Para finalizar y tomando en cuenta los datos descriptos en la tabla 7, de 499 personas que sí donarían el corazón a su hijo, 294 no le donaría a su cónyuge. Una muestra más, que deja entrever que la decisión de dar la vida por el otro esta relacionado con el tipo de vínculo -parental/conyugal- más que con características personales de cada uno. No obstante, dentro de las limitaciones de la investigación, se observa una muestra integrada en su mayoría por mujeres y una minoría hombres. Al igual que con la condición de hijos, fueron muchos más quienes respondieron con hijos biológicos, que con hijos adoptivos o en guarda legal, aunque las proporciones en porcentaje, dejan lugar a interpretar los datos de manera fidedigna.
Se podría afirmar, entonces, que el amor parental, materno o paterno filial es incondicional. Siempre teniendo en cuenta a familias funcionales y de parentalidad saludable: no hay duda sobre el amor hacia los hijos. El lazo de sangre o el lazo de adopción, es poderoso y determinante en el amor parental, con lo cual, la incondicionalidad pasa por la función y no la biología. Es un amor ‘casi biológico ’ , amigdalino, oxitocínico.
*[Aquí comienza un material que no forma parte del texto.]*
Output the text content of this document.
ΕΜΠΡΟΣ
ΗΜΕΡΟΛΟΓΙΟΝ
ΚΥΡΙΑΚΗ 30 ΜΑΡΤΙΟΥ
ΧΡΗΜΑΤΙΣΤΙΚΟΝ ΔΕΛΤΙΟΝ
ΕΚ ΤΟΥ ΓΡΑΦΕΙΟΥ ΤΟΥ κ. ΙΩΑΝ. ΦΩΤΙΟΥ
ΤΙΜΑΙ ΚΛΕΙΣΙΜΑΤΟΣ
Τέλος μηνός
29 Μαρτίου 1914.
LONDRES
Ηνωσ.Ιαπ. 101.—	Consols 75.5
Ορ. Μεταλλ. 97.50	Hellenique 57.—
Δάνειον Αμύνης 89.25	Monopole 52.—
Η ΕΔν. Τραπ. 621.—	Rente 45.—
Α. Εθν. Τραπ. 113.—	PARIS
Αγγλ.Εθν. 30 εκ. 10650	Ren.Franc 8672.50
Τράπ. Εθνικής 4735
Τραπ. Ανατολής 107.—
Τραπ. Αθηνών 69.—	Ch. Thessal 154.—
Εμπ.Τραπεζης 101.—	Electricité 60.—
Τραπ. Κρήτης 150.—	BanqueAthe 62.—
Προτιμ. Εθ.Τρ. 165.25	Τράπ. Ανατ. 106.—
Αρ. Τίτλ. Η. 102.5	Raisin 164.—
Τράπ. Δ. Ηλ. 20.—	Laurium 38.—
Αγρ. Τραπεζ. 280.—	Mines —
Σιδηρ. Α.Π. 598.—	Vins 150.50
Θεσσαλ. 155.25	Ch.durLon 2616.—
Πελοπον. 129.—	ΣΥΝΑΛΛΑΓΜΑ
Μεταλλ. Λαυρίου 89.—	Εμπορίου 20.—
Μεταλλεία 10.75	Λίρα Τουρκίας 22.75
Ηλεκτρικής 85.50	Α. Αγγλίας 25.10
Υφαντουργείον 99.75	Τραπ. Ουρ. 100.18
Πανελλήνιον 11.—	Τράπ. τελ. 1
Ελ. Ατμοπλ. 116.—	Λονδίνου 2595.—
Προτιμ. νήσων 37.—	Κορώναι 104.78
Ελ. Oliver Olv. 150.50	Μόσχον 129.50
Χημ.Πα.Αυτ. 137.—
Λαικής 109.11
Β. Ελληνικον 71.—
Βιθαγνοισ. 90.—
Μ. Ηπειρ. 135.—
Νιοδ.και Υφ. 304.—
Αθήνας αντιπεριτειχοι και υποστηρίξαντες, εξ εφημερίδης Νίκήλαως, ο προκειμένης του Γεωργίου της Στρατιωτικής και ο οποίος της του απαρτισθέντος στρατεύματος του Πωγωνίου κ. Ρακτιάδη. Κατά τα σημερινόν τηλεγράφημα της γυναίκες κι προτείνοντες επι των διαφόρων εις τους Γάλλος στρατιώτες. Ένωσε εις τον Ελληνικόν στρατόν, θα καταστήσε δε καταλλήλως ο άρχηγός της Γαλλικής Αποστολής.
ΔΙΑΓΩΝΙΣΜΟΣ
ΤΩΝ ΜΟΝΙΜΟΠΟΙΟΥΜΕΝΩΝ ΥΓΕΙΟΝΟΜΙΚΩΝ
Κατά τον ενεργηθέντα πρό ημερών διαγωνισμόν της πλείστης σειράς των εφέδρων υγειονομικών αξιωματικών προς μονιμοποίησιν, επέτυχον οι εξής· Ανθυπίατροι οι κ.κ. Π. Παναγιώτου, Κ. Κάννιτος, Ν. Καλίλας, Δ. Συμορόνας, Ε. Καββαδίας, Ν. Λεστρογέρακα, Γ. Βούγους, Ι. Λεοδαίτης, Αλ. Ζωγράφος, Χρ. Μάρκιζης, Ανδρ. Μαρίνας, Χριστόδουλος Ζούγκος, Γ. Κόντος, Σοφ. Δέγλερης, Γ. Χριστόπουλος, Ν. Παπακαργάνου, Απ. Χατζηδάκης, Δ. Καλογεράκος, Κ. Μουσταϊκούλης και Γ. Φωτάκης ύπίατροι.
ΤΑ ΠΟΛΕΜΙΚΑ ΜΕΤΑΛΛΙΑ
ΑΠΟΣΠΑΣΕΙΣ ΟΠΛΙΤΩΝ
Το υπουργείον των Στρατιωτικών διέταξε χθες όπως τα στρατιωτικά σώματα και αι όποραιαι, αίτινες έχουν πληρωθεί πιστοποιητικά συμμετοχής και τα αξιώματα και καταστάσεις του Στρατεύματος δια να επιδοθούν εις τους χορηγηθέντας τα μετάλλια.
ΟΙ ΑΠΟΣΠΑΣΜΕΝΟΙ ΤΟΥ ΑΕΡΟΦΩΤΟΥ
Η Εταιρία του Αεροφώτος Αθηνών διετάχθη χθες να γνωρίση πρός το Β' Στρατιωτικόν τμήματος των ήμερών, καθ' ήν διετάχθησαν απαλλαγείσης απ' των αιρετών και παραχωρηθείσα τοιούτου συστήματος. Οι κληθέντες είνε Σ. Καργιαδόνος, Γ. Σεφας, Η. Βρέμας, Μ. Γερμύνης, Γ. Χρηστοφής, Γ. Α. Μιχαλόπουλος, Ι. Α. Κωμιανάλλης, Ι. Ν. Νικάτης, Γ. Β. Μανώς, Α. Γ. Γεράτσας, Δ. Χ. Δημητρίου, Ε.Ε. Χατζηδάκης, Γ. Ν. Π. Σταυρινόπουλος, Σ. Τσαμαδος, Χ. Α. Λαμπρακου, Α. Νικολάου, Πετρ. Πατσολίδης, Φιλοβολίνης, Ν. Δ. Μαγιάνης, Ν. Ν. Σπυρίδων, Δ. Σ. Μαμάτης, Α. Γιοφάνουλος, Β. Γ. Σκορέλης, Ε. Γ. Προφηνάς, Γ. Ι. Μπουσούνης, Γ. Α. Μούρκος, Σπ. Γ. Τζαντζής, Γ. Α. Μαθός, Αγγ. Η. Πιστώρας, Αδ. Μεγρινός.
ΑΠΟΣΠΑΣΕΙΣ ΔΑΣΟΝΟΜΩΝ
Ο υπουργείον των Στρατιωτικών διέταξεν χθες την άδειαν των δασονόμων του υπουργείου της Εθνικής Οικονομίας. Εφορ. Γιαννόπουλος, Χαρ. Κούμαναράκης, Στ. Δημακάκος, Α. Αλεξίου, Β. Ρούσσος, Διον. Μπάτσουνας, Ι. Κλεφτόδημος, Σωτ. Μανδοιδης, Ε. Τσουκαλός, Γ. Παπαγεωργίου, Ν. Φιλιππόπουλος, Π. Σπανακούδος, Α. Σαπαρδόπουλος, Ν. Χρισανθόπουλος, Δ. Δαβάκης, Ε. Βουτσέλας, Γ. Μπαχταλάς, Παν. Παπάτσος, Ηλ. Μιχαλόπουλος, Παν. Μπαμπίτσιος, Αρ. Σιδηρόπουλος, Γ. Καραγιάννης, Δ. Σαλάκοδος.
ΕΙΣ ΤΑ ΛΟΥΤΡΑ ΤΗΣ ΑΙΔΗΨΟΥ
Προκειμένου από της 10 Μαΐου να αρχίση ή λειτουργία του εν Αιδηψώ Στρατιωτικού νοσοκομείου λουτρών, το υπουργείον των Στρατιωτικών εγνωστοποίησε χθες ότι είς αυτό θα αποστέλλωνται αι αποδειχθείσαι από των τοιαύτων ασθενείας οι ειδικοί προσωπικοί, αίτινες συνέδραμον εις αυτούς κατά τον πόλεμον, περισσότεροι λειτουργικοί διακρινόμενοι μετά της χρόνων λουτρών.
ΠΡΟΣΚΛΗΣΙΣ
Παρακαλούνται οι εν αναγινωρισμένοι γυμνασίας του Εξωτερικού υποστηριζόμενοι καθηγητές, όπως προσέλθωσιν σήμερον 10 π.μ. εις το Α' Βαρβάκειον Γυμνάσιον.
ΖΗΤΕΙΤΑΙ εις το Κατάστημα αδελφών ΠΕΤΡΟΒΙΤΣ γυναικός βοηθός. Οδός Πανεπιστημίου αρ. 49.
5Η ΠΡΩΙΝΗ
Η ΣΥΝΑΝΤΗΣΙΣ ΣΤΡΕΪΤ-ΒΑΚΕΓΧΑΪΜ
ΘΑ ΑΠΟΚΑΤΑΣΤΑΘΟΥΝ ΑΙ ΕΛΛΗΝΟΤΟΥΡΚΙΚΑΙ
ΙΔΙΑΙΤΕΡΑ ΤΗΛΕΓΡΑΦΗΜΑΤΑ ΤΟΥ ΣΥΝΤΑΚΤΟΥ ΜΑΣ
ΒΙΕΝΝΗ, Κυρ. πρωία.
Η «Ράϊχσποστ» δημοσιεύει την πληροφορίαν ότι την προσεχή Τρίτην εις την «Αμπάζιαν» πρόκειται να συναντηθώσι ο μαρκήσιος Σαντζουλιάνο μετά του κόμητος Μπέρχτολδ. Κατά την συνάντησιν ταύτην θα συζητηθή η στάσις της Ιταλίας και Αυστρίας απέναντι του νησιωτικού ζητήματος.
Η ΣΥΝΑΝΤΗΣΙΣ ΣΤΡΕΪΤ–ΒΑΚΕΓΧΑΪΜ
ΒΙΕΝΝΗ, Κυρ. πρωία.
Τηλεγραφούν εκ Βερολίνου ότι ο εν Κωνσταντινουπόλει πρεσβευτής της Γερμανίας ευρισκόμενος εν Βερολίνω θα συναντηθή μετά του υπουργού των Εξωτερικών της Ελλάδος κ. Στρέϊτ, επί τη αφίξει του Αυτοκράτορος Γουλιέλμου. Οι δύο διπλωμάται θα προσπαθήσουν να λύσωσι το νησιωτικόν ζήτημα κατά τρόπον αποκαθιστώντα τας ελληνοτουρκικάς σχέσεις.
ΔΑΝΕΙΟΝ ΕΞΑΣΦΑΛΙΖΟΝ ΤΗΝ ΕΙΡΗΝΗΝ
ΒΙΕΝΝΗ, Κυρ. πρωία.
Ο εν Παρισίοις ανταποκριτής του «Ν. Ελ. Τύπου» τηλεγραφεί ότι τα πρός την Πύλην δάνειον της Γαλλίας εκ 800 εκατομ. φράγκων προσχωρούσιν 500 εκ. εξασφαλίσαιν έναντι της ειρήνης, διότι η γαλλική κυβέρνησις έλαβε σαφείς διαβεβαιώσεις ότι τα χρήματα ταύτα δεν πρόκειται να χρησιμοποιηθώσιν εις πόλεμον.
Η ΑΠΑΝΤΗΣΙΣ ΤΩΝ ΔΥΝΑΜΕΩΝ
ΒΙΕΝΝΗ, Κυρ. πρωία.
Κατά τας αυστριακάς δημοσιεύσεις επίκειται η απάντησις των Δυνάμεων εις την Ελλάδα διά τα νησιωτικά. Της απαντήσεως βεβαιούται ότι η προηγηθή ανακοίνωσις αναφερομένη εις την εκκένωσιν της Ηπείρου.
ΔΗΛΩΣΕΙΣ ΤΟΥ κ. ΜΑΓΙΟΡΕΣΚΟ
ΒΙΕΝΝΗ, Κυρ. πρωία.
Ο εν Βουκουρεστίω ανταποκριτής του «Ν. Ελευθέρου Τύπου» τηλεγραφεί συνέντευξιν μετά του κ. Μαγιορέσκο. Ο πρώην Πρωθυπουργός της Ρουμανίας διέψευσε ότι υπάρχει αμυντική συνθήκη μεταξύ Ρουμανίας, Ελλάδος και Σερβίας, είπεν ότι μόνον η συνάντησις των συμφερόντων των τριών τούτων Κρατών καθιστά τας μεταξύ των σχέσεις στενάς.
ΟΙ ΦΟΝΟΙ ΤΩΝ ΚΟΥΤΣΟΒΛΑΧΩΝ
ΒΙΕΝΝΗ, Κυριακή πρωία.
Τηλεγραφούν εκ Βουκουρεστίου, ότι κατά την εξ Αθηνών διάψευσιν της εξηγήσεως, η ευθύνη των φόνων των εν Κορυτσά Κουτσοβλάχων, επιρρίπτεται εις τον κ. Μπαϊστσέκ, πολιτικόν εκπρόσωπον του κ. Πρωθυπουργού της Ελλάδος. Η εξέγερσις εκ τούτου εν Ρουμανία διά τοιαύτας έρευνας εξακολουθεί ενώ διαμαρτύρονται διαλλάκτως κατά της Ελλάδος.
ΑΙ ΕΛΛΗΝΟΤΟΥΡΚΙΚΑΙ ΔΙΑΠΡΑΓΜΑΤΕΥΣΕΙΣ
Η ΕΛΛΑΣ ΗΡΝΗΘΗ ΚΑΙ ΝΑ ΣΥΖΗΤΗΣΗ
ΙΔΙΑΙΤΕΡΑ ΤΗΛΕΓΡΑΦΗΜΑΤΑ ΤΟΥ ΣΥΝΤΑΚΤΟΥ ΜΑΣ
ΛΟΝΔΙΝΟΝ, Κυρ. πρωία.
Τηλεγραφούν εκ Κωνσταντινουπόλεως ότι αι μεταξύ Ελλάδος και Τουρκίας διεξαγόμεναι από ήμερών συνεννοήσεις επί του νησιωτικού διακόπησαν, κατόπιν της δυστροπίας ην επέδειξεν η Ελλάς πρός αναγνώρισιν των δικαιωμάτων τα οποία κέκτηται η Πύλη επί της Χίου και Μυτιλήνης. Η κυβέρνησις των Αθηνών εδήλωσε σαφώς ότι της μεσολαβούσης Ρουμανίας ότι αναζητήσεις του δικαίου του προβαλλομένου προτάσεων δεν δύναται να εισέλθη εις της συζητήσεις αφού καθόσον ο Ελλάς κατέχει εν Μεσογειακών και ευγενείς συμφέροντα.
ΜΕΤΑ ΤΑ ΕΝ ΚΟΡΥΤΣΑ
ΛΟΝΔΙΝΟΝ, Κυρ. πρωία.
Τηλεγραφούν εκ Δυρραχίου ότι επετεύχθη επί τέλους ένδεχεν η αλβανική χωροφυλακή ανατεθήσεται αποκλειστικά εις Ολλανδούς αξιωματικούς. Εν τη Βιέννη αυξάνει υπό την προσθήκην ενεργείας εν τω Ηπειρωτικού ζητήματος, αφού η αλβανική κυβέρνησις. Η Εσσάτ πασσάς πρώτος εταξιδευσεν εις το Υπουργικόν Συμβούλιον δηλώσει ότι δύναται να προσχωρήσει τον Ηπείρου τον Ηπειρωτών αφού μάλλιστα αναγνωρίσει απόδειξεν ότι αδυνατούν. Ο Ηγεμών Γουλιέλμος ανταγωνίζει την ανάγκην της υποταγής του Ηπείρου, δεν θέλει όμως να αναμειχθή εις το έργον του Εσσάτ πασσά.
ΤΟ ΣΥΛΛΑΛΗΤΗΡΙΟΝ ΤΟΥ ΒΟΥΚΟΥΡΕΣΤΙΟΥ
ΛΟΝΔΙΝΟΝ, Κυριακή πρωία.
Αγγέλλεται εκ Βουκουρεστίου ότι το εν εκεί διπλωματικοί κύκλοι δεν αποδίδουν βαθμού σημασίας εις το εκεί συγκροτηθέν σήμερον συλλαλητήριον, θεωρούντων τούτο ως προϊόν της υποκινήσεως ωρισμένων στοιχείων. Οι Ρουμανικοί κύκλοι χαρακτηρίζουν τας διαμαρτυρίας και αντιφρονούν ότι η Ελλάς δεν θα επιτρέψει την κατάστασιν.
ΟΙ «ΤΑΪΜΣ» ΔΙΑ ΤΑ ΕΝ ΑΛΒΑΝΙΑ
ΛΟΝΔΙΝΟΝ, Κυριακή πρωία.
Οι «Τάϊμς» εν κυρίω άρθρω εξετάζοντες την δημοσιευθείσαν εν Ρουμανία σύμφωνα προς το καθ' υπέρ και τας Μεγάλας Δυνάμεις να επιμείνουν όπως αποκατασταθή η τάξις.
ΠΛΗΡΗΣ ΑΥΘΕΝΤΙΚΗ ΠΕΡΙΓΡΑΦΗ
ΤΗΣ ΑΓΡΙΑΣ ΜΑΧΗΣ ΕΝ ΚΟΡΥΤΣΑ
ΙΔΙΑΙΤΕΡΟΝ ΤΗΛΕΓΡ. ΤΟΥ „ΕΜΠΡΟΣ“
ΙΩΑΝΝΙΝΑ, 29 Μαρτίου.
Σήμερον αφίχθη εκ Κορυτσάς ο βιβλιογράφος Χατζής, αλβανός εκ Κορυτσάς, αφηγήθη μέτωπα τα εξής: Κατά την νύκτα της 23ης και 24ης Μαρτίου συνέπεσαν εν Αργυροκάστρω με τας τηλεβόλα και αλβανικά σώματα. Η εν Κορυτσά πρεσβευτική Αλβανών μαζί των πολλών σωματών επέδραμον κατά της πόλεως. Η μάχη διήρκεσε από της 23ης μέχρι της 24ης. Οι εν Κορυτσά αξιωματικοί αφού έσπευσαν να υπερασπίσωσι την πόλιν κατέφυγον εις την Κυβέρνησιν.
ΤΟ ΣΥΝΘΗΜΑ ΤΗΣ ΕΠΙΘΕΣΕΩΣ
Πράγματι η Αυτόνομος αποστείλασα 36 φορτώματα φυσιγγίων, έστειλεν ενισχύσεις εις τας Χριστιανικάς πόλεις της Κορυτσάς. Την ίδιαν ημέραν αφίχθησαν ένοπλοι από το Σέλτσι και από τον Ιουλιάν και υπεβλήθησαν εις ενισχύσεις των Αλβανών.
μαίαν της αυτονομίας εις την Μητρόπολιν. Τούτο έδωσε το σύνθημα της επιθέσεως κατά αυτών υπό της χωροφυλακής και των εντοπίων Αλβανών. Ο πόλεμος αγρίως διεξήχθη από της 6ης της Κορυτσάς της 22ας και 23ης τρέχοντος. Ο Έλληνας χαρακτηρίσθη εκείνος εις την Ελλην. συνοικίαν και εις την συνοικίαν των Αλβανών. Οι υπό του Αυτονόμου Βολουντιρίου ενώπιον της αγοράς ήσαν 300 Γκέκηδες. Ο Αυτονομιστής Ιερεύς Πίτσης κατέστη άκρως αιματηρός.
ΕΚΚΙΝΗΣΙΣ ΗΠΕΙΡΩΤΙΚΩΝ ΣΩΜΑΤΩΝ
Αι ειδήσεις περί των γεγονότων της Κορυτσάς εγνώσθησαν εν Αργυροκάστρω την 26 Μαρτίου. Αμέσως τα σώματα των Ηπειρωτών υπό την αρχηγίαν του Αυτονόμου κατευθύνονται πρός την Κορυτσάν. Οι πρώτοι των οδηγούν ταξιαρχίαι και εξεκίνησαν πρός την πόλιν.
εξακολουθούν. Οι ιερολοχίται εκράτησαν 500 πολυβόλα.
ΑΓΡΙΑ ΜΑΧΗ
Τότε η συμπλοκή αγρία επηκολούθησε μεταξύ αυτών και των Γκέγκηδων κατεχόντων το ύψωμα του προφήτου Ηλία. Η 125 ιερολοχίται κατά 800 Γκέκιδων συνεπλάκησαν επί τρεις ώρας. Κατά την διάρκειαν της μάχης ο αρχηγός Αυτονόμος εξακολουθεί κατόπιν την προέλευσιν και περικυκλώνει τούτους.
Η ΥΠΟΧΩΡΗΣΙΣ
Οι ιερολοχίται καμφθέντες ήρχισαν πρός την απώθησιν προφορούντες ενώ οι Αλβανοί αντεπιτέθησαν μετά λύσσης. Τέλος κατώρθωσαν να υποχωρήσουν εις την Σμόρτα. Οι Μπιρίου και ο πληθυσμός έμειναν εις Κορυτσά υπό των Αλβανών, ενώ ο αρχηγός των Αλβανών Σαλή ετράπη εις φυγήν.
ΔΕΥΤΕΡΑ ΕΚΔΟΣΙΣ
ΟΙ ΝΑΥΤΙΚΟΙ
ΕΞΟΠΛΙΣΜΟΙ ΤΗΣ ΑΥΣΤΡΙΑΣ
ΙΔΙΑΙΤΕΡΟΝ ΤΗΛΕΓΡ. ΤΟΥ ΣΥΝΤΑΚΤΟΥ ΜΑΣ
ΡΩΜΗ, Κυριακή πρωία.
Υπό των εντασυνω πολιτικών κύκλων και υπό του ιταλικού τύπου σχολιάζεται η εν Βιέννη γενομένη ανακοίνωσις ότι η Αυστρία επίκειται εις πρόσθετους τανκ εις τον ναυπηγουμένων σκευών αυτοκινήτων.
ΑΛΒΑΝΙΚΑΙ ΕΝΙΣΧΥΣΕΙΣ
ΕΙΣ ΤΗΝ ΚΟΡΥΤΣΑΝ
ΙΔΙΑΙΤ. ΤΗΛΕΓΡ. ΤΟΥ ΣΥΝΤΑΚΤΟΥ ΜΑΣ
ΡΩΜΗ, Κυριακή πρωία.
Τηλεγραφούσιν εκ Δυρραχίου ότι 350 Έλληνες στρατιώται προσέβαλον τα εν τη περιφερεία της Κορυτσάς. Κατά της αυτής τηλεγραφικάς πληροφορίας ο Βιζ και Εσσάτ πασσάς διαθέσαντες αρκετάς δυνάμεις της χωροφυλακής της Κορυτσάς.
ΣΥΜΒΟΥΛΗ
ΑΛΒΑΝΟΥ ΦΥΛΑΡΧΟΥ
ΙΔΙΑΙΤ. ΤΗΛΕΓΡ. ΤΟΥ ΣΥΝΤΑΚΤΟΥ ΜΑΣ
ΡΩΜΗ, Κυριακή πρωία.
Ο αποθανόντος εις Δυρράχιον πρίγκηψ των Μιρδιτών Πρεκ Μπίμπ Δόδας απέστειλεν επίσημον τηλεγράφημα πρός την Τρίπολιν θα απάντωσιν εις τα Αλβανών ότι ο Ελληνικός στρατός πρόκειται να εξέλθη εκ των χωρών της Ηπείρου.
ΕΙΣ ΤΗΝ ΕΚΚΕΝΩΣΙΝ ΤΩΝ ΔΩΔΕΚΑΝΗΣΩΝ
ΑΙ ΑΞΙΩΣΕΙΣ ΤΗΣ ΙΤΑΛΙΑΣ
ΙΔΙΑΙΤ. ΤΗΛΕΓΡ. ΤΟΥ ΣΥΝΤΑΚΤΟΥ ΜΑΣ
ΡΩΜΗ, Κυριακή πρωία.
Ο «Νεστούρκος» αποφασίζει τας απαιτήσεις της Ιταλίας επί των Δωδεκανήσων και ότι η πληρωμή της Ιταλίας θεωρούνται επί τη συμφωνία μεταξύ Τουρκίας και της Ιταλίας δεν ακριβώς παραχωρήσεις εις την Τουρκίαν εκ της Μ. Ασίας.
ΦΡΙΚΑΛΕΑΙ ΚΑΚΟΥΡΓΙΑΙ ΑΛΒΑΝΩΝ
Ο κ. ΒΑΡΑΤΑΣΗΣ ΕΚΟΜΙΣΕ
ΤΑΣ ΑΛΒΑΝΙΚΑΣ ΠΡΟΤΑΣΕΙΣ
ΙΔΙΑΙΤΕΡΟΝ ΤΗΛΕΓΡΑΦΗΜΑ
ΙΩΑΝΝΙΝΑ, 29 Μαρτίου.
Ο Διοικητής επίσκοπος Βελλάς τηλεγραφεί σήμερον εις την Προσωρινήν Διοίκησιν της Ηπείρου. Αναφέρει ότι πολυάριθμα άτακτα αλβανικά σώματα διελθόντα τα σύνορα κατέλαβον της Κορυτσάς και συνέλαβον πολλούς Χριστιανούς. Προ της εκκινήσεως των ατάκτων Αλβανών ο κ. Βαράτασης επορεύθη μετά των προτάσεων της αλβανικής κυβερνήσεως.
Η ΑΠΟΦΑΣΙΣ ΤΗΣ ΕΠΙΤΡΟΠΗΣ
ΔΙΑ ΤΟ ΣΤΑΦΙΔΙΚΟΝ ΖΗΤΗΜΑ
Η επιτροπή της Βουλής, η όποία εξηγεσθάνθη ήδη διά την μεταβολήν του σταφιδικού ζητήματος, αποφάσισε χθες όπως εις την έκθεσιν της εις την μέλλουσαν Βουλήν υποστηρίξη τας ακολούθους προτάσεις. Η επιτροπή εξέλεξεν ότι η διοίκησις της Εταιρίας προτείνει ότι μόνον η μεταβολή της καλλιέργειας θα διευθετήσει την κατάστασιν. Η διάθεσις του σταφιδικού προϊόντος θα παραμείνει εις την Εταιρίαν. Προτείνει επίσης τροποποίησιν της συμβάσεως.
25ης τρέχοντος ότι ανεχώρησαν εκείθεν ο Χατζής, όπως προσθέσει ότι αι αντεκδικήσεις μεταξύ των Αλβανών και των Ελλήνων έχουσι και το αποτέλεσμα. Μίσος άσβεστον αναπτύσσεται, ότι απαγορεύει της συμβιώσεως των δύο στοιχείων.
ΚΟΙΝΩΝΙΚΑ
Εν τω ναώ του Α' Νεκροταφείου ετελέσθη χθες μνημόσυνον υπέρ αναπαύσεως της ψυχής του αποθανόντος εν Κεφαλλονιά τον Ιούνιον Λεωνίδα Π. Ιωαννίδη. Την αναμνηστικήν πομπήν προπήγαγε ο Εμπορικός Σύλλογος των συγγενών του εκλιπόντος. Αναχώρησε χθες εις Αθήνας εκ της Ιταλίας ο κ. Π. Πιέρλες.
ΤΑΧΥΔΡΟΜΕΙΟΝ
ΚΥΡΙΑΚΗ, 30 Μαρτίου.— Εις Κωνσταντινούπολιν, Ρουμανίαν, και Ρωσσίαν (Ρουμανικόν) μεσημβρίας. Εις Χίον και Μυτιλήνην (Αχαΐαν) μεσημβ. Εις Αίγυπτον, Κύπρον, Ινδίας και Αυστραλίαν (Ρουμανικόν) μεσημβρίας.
El amor no se piensa, se siente: se piensa frente a la duda de desproteger al resto de hijos -como en el caso de donar el corazón dejando huérfanos al resto de hijos-.
Mientras que el amor conyugal es condicional, se encuentra sometido a múltiples condiciones -económicas, sociales, ideológicas, de creencias, etc.-, a pesar que las parejas buscan la seguridad relacional de la incondicionalidad amorosa. Más aún, se busca la incondicionalidad con incondicionalidad creando relaciones alienantes, dependientes y aglutinadas (Ceberio, 2015). Hay pensamiento y reflexión acerca de entregar la vida por el partenaire, puesto que es un amor que se elige, no hay lazo de sangre. En cónyuges funcionales y saludables puede o no haber duda sobre el amor hacia el partenaire, es decir, puede o no haber entrega de la vida por la pareja.